Similarly, the National President of Oil and Gas Service Providers Association of Nigeria, Colman Obasi, said: “Already, the Engr. Komolafe-led team at the NUPRC has done so much to enable businesses in the industry. For instance, NUPRC developed regulations, giving meaning and intent to the PIA, to ensure that all bottlenecks associated with regulatory processes are eliminated or minimized, to entrench seamless upstream petroleum operations.
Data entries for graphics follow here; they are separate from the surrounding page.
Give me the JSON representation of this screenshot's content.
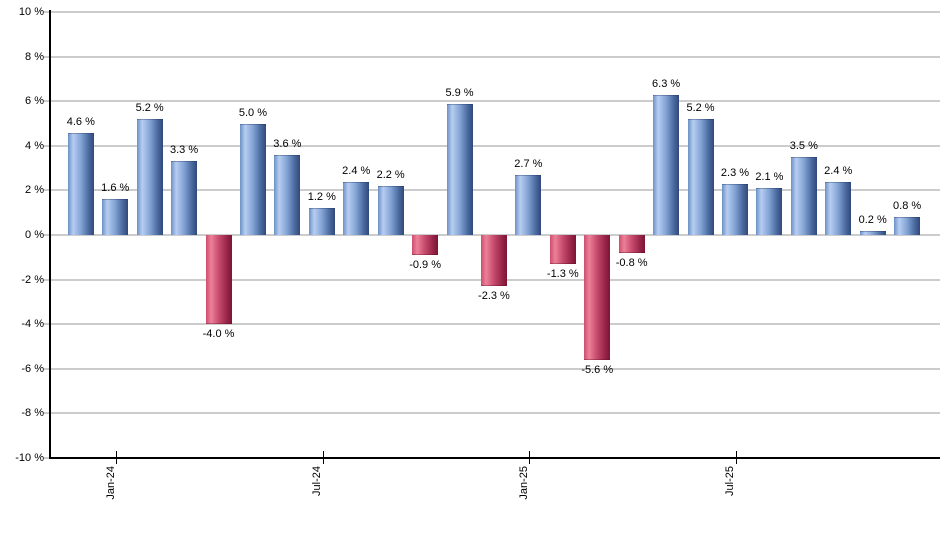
{
  "chart_data": {
    "type": "bar",
    "title": "",
    "xlabel": "",
    "ylabel": "",
    "values": [
      4.6,
      1.6,
      5.2,
      3.3,
      -4.0,
      5.0,
      3.6,
      1.2,
      2.4,
      2.2,
      -0.9,
      5.9,
      -2.3,
      2.7,
      -1.3,
      -5.6,
      -0.8,
      6.3,
      5.2,
      2.3,
      2.1,
      3.5,
      2.4,
      0.2,
      0.8
    ],
    "bar_labels": [
      "4.6 %",
      "1.6 %",
      "5.2 %",
      "3.3 %",
      "-4.0 %",
      "5.0 %",
      "3.6 %",
      "1.2 %",
      "2.4 %",
      "2.2 %",
      "-0.9 %",
      "5.9 %",
      "-2.3 %",
      "2.7 %",
      "-1.3 %",
      "-5.6 %",
      "-0.8 %",
      "6.3 %",
      "5.2 %",
      "2.3 %",
      "2.1 %",
      "3.5 %",
      "2.4 %",
      "0.2 %",
      "0.8 %"
    ],
    "x_ticks": [
      {
        "label": "Jan-24",
        "bar_index": 1
      },
      {
        "label": "Jul-24",
        "bar_index": 7
      },
      {
        "label": "Jan-25",
        "bar_index": 13
      },
      {
        "label": "Jul-25",
        "bar_index": 19
      }
    ],
    "y_ticks": [
      {
        "label": "10 %",
        "value": 10
      },
      {
        "label": "8 %",
        "value": 8
      },
      {
        "label": "6 %",
        "value": 6
      },
      {
        "label": "4 %",
        "value": 4
      },
      {
        "label": "2 %",
        "value": 2
      },
      {
        "label": "0 %",
        "value": 0
      },
      {
        "label": "-2 %",
        "value": -2
      },
      {
        "label": "-4 %",
        "value": -4
      },
      {
        "label": "-6 %",
        "value": -6
      },
      {
        "label": "-8 %",
        "value": -8
      },
      {
        "label": "-10 %",
        "value": -10
      }
    ],
    "y_axis": {
      "min": -10,
      "max": 10,
      "step": 2
    },
    "grid": "horizontal",
    "legend": "none",
    "colors": {
      "positive_gradient_stops": [
        "#6b90c6",
        "#b7cdf1",
        "#82a3d4",
        "#4a699f",
        "#30497b"
      ],
      "negative_gradient_stops": [
        "#cd4f6e",
        "#ec8099",
        "#c64a6c",
        "#98264a",
        "#7d1434"
      ],
      "gridline": "#cccccc",
      "axis": "#000000",
      "text": "#000000",
      "background": "#ffffff"
    }
  }
}
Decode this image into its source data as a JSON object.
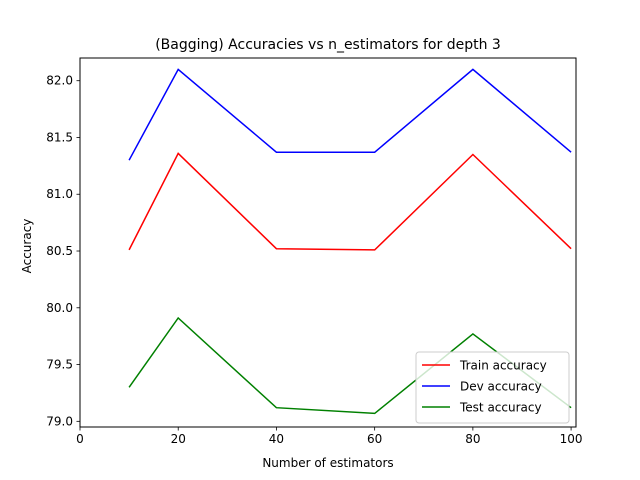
{
  "chart_data": {
    "type": "line",
    "title": "(Bagging) Accuracies vs n_estimators for depth 3",
    "xlabel": "Number of estimators",
    "ylabel": "Accuracy",
    "xlim": [
      0,
      101
    ],
    "ylim": [
      78.95,
      82.2
    ],
    "x_ticks": [
      0,
      20,
      40,
      60,
      80,
      100
    ],
    "y_ticks": [
      79.0,
      79.5,
      80.0,
      80.5,
      81.0,
      81.5,
      82.0
    ],
    "y_tick_labels": [
      "79.0",
      "79.5",
      "80.0",
      "80.5",
      "81.0",
      "81.5",
      "82.0"
    ],
    "x": [
      10,
      20,
      40,
      60,
      80,
      100
    ],
    "series": [
      {
        "name": "Train accuracy",
        "color": "#ff0000",
        "values": [
          80.51,
          81.36,
          80.52,
          80.51,
          81.35,
          80.52
        ]
      },
      {
        "name": "Dev accuracy",
        "color": "#0000ff",
        "values": [
          81.3,
          82.1,
          81.37,
          81.37,
          82.1,
          81.37
        ]
      },
      {
        "name": "Test accuracy",
        "color": "#008000",
        "values": [
          79.3,
          79.91,
          79.12,
          79.07,
          79.77,
          79.12
        ]
      }
    ],
    "grid": false,
    "legend_position": "lower-right"
  }
}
“The gazetted regulations include Petroleum Licensing Round Regulations 2022, Petroleum Royalty Regulations 2022, Conversion and Renewal (Licences and Lease), Nigeria Upstream Petroleum Host Communities Development Regulations 2022, Domestic Gas Delivery Obligations Regulations 2022, Nigeria Upstream Petroleum Measurement Regulations 2023, Production Curtailment and Domestic Crude supply Obligation Regulations, 2023, Frontier Basins Exploration Fund Administration Regulations, 2023, Nigeria Upstream Decommissioning and Abandonment Regulations 2023, Significant Crude Oil and Gas Discovery Regulations, 2023, Gas Flaring, Venting and Methane Emission (Prevention of Waste and Pollution) Regulations, 2023 and Nigeria Upstream Petroleum Unitization Regulations, 2023.
“The 14 draft regulations awaiting gazetting include Upstream Petroleum Fees and Rent Regulations, Acreage Management Drilling and Production Regulations, Upstream Environmental Remediation Fund Regulations, Upstream Petroleum Safety Regulations, Upstream Petroleum Environmental Regulations, Upstream Petroleum Measurement Regulations, Advance Cargo Declaration Regulations, Draft Upstream Commercial Operations Regulations, Draft upstream Petroleum Code of Conduct & Compliance Regulations, Draft Upstream Petroleum Development Contract Administration Regulations, Draft Upstream Revocation of licences and Lease Regulations, Draft Upstream Petroleum Assignment of Interest Regulations, Draft Nigerian upstream Petroleum (Administrative Harmonisation) Regulations and Draft Amendment to the Nigerian Upstream Petroleum Host Communities Development Regulations 2022.
“The NUPRC has held many stakeholder engagements on the commission’s Draft Regulatory Framework for Energy Transition, Decarbonisation and Carbon Monetisation and incorporated the inputs arising from the engagements into the regulatory framework, which will not only govern the activities of the newly established Energy Transition and Carbon Monetisation Division of the Commission but those of the entire industry in considering Energy Transition in oil and gas field development.
“As a business enabler, the NUPRC has intentionally attracted many local and foreign investors to Nigeria’s oil and gas industry, thus culminating in Nigeria’s oil reserves rising to 37.50 billion barrels in 2024, from 36.966 billion barrels recorded on January 1, 2023, while natural gas rose to 209 trillion cubic feet on January 1, 2024, from 208.83TCF recorded over the corresponding period last year.
“The commission has taken deliberate steps to drive the decade of gas programme declared by the Federal Government through more aggressive development of the nation’s huge gas resources, enhanced exploration activities, development of utilisation schemes leading to gas reserves growth, increased gas production, maturation of domestic and export gas markets, in addition to gas flare elimination and commercialisation through the Nigeria Gas Flare Commercialisation Programme (NGFCP).”